A look at just US oil imports:
- Feb. non-crude petroleum imports narrowed to $3.8b from $4.5b m/m; 28.3% of total petroleum imports
- Crude oil imports averaged 6.859m b/d in Feb. compared to 7.186m b/d in Jan.
- Oil imports from OPEC fell to 34.7% of the total
- Oil imported from Canada and Mexico was 55.9% of total in Feb. vs 53.0% in Jan.
- Petroleum deficit in real dollars at $9.92b in Feb.
- Petroleum exports fell in real dollars to $7,456b in Feb. after $8,536b in Jan.
The full details from the BEA [16]:
The U.S. monthly international trade deficit decreased in February 2015 according to the U.S. Bureau of Economic Analysis and the U.S. Census Bureau. The deficit decreased from $42.7 billion in January (revised) to $35.4 billion in February, as imports decreased more than exports. The previously published January deficit was $41.8 billion. The goods deficit decreased $7.4 billion from January to $55.2 billion in February. The services surplus decreased $0.1 billion from January to $19.7 billion in February.
Exports
Exports of goods and services decreased $3.0 billion, or 1.6 percent, in February to $186.2 billion. Exports of goods decreased $2.9 billion and exports of services decreased $0.1 billion.
- The decrease in exports of goods reflected decreases in capital goods ($1.7 billion), in industrial supplies and materials ($1.4 billion), and in automotive vehicles, parts, and engines ($1.1 billion) that were partly offset by an increase in consumer goods ($1.3 billion) was partly offsetting.
- The decrease in exports of services reflected decreases in transport ($0.2 billion), which includes freight and port services and passenger fares, and in financial services ($0.1 billion) that were partly offset by increases in other business services ($0.1 billion) and in travel (for all purposes including education) ($0.1 billion).
Imports
Imports of goods and services decreased $10.2 billion, or 4.4 percent, in February to $221.7 billion.
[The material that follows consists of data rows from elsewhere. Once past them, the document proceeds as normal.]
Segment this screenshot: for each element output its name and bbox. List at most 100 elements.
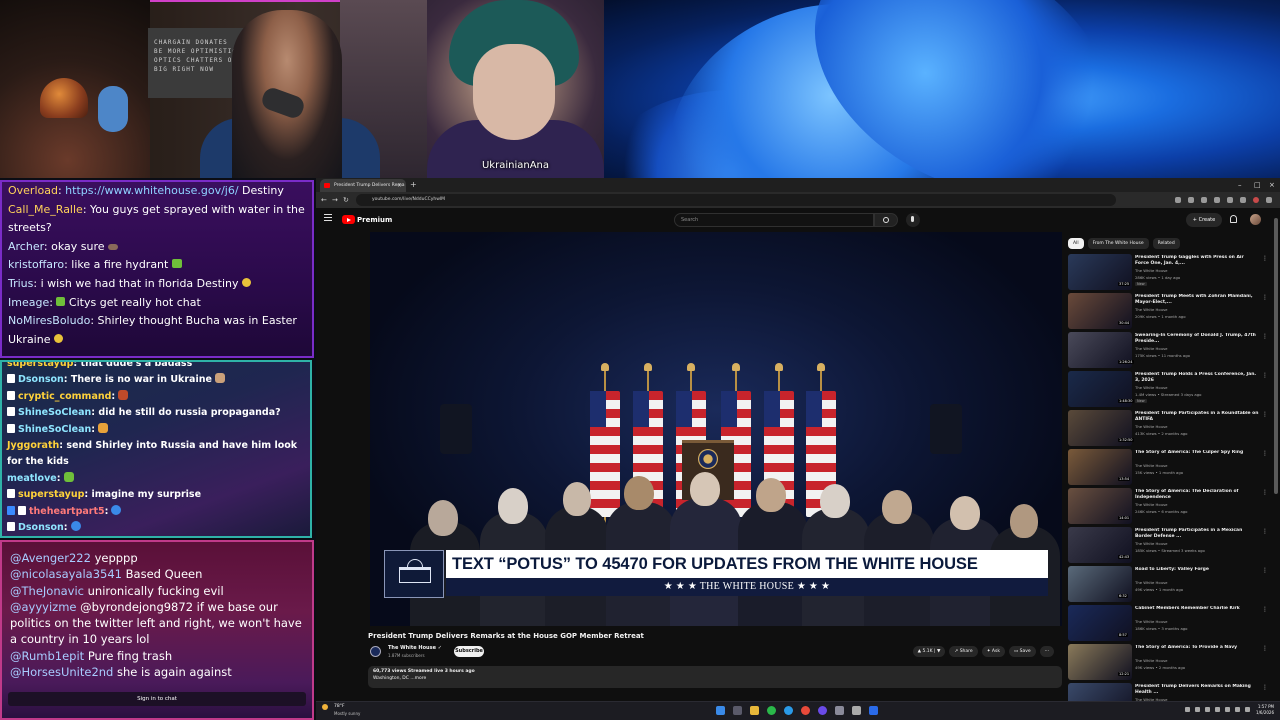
page-scrollbar[interactable] (1274, 218, 1278, 494)
recommendation-channel[interactable]: The White House (1135, 541, 1167, 546)
tray-icon[interactable] (1185, 707, 1190, 712)
tray-icon[interactable] (1225, 707, 1230, 712)
app-icon[interactable] (869, 706, 878, 715)
more-options-icon[interactable]: ⋮ (1262, 529, 1268, 535)
chip-all[interactable]: All (1068, 238, 1084, 249)
chat-username[interactable]: @Avenger222 (10, 551, 91, 565)
video-thumbnail[interactable] (1068, 683, 1132, 701)
like-button[interactable]: ▲ 5.1K | ▼ (912, 646, 946, 657)
more-options-icon[interactable]: ⋮ (1262, 295, 1268, 301)
recommendation-channel[interactable]: The White House (1135, 385, 1167, 390)
thumbs-down-icon[interactable]: ▼ (937, 649, 940, 654)
create-button[interactable]: + Create (1186, 213, 1222, 227)
file-explorer-icon[interactable] (750, 706, 759, 715)
more-options-icon[interactable]: ⋮ (1262, 490, 1268, 496)
weather-sun-icon[interactable] (322, 704, 328, 710)
chat-username[interactable]: @Rumb1epit (10, 649, 84, 663)
more-options-icon[interactable]: ⋮ (1262, 646, 1268, 652)
chat-username[interactable]: Call_Me_Ralle (8, 203, 83, 216)
chrome-icon[interactable] (801, 706, 810, 715)
recommendation-title[interactable]: The Story of America: The Declaration of… (1135, 489, 1259, 501)
more-options-icon[interactable]: ⋮ (1262, 334, 1268, 340)
recommendation-channel[interactable]: The White House (1135, 619, 1167, 624)
maximize-icon[interactable]: □ (1254, 178, 1261, 192)
back-icon[interactable]: ← (321, 194, 327, 206)
save-button[interactable]: ▭ Save (1008, 646, 1036, 657)
forward-icon[interactable]: → (332, 194, 338, 206)
wifi-icon[interactable] (1235, 707, 1240, 712)
recommendation-channel[interactable]: The White House (1135, 307, 1167, 312)
recommendation-item[interactable]: 1:32:50 President Trump Participates in a… (1068, 410, 1272, 448)
extension-icon[interactable] (1214, 197, 1220, 203)
start-icon[interactable] (716, 706, 725, 715)
browser-tab[interactable]: President Trump Delivers Rema × (320, 179, 406, 192)
video-player[interactable]: TEXT “POTUS” TO 45470 FOR UPDATES FROM T… (370, 232, 1062, 626)
more-options-icon[interactable]: ⋮ (1262, 685, 1268, 691)
extension-icon[interactable] (1201, 197, 1207, 203)
new-tab-button[interactable]: + (410, 178, 417, 192)
recommendation-channel[interactable]: The White House (1135, 268, 1167, 273)
chat-panel-primary[interactable]: Overload: https://www.whitehouse.gov/j6/… (0, 180, 314, 358)
share-button[interactable]: ↗ Share (949, 646, 978, 657)
obs-icon[interactable] (818, 706, 827, 715)
chat-username[interactable]: cryptic_command (18, 391, 111, 402)
account-avatar[interactable] (1250, 214, 1261, 225)
close-window-icon[interactable]: × (1269, 178, 1275, 192)
youtube-logo[interactable]: Premium (342, 214, 392, 225)
chat-username[interactable]: @nicolasayala3541 (10, 567, 122, 581)
chat-username[interactable]: Jyggorath (7, 440, 59, 451)
chat-username[interactable]: ShineSoClean (18, 424, 91, 435)
search-button[interactable] (874, 213, 898, 227)
recommendation-item[interactable]: 8:57 Cabinet Members Remember Charlie Kir… (1068, 605, 1272, 643)
chat-username[interactable]: ShineSoClean (18, 407, 91, 418)
recommendation-channel[interactable]: The White House (1135, 502, 1167, 507)
recommendation-channel[interactable]: The White House (1135, 580, 1167, 585)
recommendation-title[interactable]: The Story of America: The Culper Spy Rin… (1135, 450, 1259, 456)
search-input[interactable]: Search (674, 213, 874, 227)
chat-username[interactable]: Trius (8, 277, 33, 290)
description-box[interactable]: 60,773 views Streamed live 3 hours ago W… (368, 666, 1062, 688)
spotify-icon[interactable] (767, 706, 776, 715)
recommendation-item[interactable]: 1:26:24 Swearing-In Ceremony of Donald J.… (1068, 332, 1272, 370)
chat-username[interactable]: kristoffaro (8, 258, 64, 271)
recommendation-item[interactable]: 42:43 President Trump Participates in a M… (1068, 527, 1272, 565)
tray-icon[interactable] (1195, 707, 1200, 712)
more-options-icon[interactable]: ⋮ (1262, 607, 1268, 613)
voice-search-icon[interactable] (906, 213, 920, 227)
minimize-icon[interactable]: – (1238, 178, 1242, 192)
recommendation-channel[interactable]: The White House (1135, 463, 1167, 468)
recommendation-title[interactable]: President Trump Meets with Zohran Mamdan… (1135, 294, 1259, 306)
chat-username[interactable]: @TheJonavic (10, 584, 84, 598)
recommendation-item[interactable]: 37:25 President Trump Gaggles with Press … (1068, 254, 1272, 292)
recommendation-channel[interactable]: The White House (1135, 346, 1167, 351)
system-clock[interactable]: 1:57 PM 1/6/2026 (1256, 704, 1274, 716)
chat-username[interactable]: @HorsesUnite2nd (10, 665, 113, 679)
reload-icon[interactable]: ↻ (343, 194, 349, 206)
chat-username[interactable]: @ayyyizme (10, 600, 76, 614)
recommendation-title[interactable]: President Trump Holds a Press Conference… (1135, 372, 1259, 384)
chat-username[interactable]: superstayup (18, 489, 84, 500)
bookmark-icon[interactable] (1188, 197, 1194, 203)
close-tab-icon[interactable]: × (397, 179, 402, 192)
chat-username[interactable]: theheartpart5 (29, 506, 105, 517)
app-icon[interactable] (852, 706, 861, 715)
chat-username[interactable]: Overload (8, 184, 58, 197)
chat-username[interactable]: meatlove (7, 473, 57, 484)
recommendation-title[interactable]: President Trump Gaggles with Press on Ai… (1135, 255, 1259, 267)
chat-panel-secondary[interactable]: superstayup: that dude's a badass Dsonso… (0, 360, 312, 538)
tray-icon[interactable] (1205, 707, 1210, 712)
more-options-icon[interactable]: ⋮ (1262, 412, 1268, 418)
extension-icon[interactable] (1240, 197, 1246, 203)
ask-button[interactable]: ✦ Ask (981, 646, 1005, 657)
chat-link[interactable]: https://www.whitehouse.gov/j6/ (65, 184, 238, 197)
more-options-icon[interactable]: ⋮ (1262, 256, 1268, 262)
chip-from-channel[interactable]: From The White House (1087, 238, 1149, 249)
search-taskbar-icon[interactable] (733, 706, 742, 715)
chat-username[interactable]: superstayup (7, 362, 73, 369)
recommendation-title[interactable]: President Trump Participates in a Roundt… (1135, 411, 1259, 423)
recommendation-title[interactable]: Swearing-In Ceremony of Donald J. Trump,… (1135, 333, 1259, 345)
recommendation-item[interactable]: 1:48:30 President Trump Holds a Press Con… (1068, 371, 1272, 409)
chat-username[interactable]: Dsonson (18, 374, 64, 385)
hamburger-menu-icon[interactable] (324, 214, 332, 221)
subscribe-button[interactable]: Subscribe (454, 646, 484, 657)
Imports of goods decreased $10.3 billion while imports of services increased less than $0.1 billion.
- The decrease in imports of goods mostly reflected decreases in industrial supplies and materials ($4.4 billion), in capital goods ($2.6 billion), and in automotive vehicles, parts, and engines ($1.7 billion).
- The increase in imports of services reflected an increase in travel (for all purposes including education) ($0.1 billion) that was mostly offset by a decrease in transport ($0.1 billion).
Goods by geographic area (seasonally adjusted, Census basis)
- The goods deficit with Japan decreased from $6.5 billion in January to $4.3 billion in February. Exports increased $0.1 billion to $5.4 billion and imports decreased $2.1 billion to $9.7 billion.
- The goods deficit with China decreased from $29.3 billion in January to $27.3 billion in February. Exports decreased $1.5 billion to $9.0 billion and imports decreased $3.5 billion to $36.3 billion.
- The balance with OPEC countries shifted from a deficit of $1.2 billion in January to a surplus of $0.3 billion in February. Exports increased $0.3 billion to $6.4 billion and imports decreased $1.3 billion to $6.0 billion
So is a soaring US dollar good for the economy and for the US trade balance? No. But what the data above reveal is that while US exports slowed, imports slowed even more as the global contraction spills over to all American trade partners.